Employee tenure, measured as the median number of years that wage and salary workers have been with their current employer, was 4.0 years in January 2010, up from 3.6 years in January 2008 and January 2006, BLS reported on Tuesday. "The increase in tenure among those at work reflects, in part, relatively large job losses among less-senior workers in the most recent recession. Tenure in the construction industry, which started losing employees on net in September 2006, rose from 3.0 years in 2002, 2004 and 2006 to 3.5 years in 2008 and 4.2 years in 2010. This rapid increase suggests a large decline in younger, less experienced construction workers, which may exacerbate problems for contractors in a few years when they need to replace retiring older workers.

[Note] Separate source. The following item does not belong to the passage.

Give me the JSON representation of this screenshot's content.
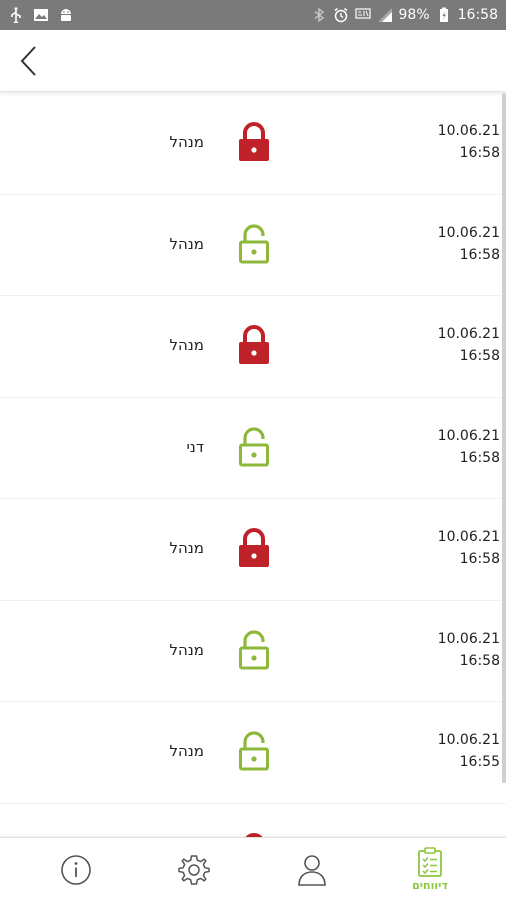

Private industry employers spent an average of $27.64 per hour worked for employee compensation in June, with wages and salaries accounting for $19.53 (71%) and benefits the remaining $8.11 (29%), BLS reported on September 8. Construction employers paid an average of $31.44 (14% more than the private-sector average), of which wages constituted $21.73 (11% more) and benefits $10.84 (34% more). Construction employers paid an average of $2.20 per hour for health insurance (vs. $2.08 for all private industry), $1.80 for social security and Medicare (vs. $1.64), $1.68 for retirement and savings (vs. $0.96), $1.38 for workers' compensation (vs. $0.44), and $1.14 for paid leave (vs. $1.86).